Rhodos! It must have made Octavianus Augustus pretty angry. He had been fatiguing himself with turning and shifting his family. Where as an emperor, your private parts are unable to produce the right successor on the right place, you have to retouch your family with arranged marriages and adoptions. Quite some work in Octavianus' case. And with an idiot like Tiberius, all the work to secure for him a place on the bench of this game were in vain.
And the dying of potential successors went on, because, Tacitus suggests, empress Livia, the real mother of Tiberius every now and then headed for the furnace to brew something. If all is due to Livia's poison, she has an impressing list on her conscience: the first two husbands of Julia, the only daughter of the emperor, and then the children of Julia, who preceded Tiberius in rank of succession.

Tacitus' poison suggestions are not as weird as they seem to the modern reader. Livius (Book VIII, 18) reports on the year of the consuls Marcellinus and Valerius, 300 years before, an "epidemic" (sic!) among the Roman elite, that turned out to have been caused by poison-brewing patrician house wives. Noble ladies.
Caught in brewing activities, they claimed to have found a wholesome medicine and were invited to publicly drink it. After some internal negotiation they decided to do so, and died.
Reading Tacitus, the suspicion rises that three chief causes of death in Rome are:

  1. Poison
  2. Your own weapon (you could, for instance, get a letter from your superior: "be so good to commit suicide before the end of the week")
  3. Someone elses weapon

A natural death in a noble Roman family caused waves of surprise, even though their physical health notoriously suffered from inbreeding. Genetically the Roman empire hase been saved for quite while by the licentious behaviour of the married noble females, having lots of strong, often German slaves around, no doubt the ancestors of all those gorgious blonds one nowadays can admire on Italian TV.

Tiberius, in the family of the emperor, but no biological relative, was summoned back from Rhodos by Octavianus Augustus to become his successor: the emperor had run out of descendents and adopted quasi descendants, .
Why Tiberius?
Because he was a "son" of the emperor. And of the empress...
Tiberius returned to Rome.
Tacitus does not report whether he resumed nagging about Vipsania to his mother.
The palace must have sounded hollow. Tiberius and his mother being the only ones left there, and the walls and floors were tiled with drain pits in the floor. Those pits must have been usuful to carry off the blood. And the muck. After having taken some kinds of poison, you seem to go flat like a tyre.

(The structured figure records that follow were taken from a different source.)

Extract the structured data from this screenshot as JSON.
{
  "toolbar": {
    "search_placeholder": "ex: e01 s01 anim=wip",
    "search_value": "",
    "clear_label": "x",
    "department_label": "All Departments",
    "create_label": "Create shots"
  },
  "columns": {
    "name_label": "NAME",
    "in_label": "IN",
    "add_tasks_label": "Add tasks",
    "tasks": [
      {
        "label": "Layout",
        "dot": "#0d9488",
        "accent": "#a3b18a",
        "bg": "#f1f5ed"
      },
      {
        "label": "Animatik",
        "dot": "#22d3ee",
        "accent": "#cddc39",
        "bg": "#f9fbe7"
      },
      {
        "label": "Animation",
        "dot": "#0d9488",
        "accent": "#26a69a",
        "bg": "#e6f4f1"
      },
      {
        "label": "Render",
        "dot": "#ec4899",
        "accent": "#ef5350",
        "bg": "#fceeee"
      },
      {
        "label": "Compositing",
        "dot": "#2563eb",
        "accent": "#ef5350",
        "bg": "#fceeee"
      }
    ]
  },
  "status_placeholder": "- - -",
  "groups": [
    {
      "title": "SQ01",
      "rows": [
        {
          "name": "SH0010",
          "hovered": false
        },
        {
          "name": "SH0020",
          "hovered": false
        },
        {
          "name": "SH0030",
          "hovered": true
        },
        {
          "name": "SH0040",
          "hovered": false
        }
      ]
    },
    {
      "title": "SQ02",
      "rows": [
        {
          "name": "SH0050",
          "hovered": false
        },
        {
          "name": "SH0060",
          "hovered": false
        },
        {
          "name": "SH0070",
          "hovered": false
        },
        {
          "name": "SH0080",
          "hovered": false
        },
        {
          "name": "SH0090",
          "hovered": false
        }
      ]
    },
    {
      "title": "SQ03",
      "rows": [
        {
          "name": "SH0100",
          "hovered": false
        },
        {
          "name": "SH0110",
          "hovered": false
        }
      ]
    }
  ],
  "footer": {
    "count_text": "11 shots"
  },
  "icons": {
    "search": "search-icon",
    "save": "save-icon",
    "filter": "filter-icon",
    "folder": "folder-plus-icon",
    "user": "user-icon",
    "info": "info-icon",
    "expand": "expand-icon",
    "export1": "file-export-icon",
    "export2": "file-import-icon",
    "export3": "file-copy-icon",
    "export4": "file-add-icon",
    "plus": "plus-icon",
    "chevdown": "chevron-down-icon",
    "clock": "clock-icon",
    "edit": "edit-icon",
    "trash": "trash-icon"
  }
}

This marks the beginning of a tough struggle of the new emperor Tiberius against his mother Livia, who, as a true Rasputina maintained balance among the forces of the heavy and ruthless Roman lobby. She sometimes even succeeded to force Tiberius, gnashing his teeth, to refrain from some of his planned murders. Because the Senate and the Peoples Parliament,  the ruling bodies before the young empire, now had turned into fearful applauding machines, the twenty or so Roman patrician families turned to Livia. She got almost buried under official honours, such as the title "Augusta", monuments, and the like. Livia loved it, but they were a pain in the ass of her son, the emperor Tiberius.

Were you lucky or infortunate having relatives in Rome? A tough question.